The optimal stimulus for any end-stopped cell is one of a limited length. This translates into a capacity to identify corners (for cells stopped at one end) and curves (for cells stopped at both ends). Likewise, the cortex perceives visual scenes with an emphasis on the edges and borders of objects. The visual processing cells in the cortex respond very poorly to diffuse light but optimally to lines. For instance, a simple cell will only weakly fire if it is entirely illuminated because both the excitatory and inhibitory regions will be stimulated.

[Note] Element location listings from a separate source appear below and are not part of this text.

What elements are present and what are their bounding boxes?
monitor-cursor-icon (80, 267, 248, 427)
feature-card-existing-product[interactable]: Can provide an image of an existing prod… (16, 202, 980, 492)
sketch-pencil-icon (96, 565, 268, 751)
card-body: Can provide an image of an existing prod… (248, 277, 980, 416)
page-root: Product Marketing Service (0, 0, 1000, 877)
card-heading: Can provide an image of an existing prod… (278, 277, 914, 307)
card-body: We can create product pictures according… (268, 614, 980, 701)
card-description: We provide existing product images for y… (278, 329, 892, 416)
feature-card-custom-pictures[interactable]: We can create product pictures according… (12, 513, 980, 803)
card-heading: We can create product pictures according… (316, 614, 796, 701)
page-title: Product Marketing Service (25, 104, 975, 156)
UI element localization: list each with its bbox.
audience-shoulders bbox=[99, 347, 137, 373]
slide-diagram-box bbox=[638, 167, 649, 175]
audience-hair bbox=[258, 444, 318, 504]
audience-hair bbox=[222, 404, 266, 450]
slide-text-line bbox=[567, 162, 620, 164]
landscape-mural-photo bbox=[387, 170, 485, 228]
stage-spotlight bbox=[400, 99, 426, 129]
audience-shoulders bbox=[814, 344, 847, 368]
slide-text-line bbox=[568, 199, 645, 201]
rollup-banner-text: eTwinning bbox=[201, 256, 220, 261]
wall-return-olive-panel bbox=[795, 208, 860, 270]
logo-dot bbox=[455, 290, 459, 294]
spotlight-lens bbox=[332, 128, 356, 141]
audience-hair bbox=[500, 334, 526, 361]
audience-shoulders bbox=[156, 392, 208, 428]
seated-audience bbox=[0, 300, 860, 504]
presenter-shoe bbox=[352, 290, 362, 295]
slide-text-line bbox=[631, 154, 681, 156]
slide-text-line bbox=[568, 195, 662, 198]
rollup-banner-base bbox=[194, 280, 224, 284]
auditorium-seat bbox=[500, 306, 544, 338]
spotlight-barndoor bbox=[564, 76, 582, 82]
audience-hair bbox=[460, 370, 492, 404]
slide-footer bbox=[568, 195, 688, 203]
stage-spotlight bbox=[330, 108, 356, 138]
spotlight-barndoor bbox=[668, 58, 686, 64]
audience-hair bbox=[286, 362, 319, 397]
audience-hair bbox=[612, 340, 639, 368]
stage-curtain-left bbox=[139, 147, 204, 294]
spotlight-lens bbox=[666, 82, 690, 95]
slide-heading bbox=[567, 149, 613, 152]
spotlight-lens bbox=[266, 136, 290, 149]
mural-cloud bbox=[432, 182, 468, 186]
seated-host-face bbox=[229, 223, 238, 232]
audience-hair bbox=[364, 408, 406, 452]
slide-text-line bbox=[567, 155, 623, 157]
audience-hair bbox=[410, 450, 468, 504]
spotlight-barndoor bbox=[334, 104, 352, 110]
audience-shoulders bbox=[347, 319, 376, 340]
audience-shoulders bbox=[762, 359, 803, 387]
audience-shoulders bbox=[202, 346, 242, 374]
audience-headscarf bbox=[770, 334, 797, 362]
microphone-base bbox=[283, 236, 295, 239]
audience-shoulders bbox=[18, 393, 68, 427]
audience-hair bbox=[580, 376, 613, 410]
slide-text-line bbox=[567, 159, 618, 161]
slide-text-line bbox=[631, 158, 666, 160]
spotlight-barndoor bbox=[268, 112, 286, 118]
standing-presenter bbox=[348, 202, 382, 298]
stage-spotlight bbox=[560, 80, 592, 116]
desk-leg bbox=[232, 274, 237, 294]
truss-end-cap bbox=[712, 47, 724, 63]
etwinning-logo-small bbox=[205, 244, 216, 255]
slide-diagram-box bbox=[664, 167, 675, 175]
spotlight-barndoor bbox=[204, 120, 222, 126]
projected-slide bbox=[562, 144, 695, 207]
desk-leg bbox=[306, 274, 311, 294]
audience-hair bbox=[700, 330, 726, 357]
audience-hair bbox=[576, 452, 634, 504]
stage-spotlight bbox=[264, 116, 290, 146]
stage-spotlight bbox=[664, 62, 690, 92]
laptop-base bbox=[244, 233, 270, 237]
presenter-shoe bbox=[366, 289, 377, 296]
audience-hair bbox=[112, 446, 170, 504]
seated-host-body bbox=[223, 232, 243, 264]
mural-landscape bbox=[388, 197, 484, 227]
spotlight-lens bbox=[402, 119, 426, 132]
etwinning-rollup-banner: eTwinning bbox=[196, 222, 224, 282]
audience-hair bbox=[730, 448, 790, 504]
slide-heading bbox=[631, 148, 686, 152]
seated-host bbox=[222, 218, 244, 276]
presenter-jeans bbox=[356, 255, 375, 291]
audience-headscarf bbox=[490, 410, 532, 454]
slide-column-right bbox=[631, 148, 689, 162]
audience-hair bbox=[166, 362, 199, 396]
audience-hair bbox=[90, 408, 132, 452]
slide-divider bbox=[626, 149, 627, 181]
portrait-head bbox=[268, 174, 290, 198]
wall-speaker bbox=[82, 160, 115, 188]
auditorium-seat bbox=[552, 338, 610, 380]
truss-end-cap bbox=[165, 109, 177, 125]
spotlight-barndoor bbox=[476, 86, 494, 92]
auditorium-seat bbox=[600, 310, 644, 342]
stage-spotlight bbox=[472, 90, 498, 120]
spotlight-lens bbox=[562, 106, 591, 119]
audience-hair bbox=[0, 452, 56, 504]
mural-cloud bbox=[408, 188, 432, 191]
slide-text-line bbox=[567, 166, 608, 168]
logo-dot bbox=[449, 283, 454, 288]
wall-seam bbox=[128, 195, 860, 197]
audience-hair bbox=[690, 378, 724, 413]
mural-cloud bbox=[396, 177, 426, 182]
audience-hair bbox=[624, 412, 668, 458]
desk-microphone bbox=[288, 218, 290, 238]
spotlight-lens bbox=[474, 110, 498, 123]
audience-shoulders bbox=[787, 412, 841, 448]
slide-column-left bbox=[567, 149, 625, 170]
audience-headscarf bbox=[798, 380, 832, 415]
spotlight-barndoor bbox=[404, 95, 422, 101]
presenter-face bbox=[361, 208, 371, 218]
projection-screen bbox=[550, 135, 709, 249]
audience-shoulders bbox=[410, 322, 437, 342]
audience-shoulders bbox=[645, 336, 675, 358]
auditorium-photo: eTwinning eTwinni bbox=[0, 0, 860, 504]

If the object were a square, for example, then simple cells with receptive fields that corresponded to the inside of the square would not be stimulated. However, a simple cell with a receptive field that corresponded to the edge of the square would be stimulated as long as the edge lays within its excitatory region. Following suit, complex cells would respond weakly to the interior but strongly to an appropriate edge. Lastly, end-stopped cells would also be stimulated by the corners of the square. An end-stopped cell would not respond to an edge on the side of the square because the line would stimulate both the activating and antagonistic regions simultaneously. For instance, a cell stopped at the right end (i.e. antagonistic region on the right) would be stimulated by the right corner. Although perceiving a square involves much more than the contributions of simple and complex cells, this example illustrates that the edges and borders of a stimulus (without input from the interior) are sufficient to interpret its form. Thus, the mechanism of focusing on edges to translate activation into perception is an efficient use of neural resources.

==Other research areas==

Although end-stopped cells are a phenomenon of the mammalian visual cortex, there have been discoveries of cells exhibiting end-stopping properties within a variety of other species. For example, the small-target motion detectors (STMDs) of many insects select for small moving targets but are inhibited or unresponsive to larger stimuli. STMDs are used to discern moving insects from surrounding clutter, and are thus vital for pursuit behaviours.

Beyond investigating the integrative effects of end-stopping in visual perception, researchers are incorporating end-stopped cells (and other visual processing cells) into computational models that simulate the hierarchical representation of shape in the brain.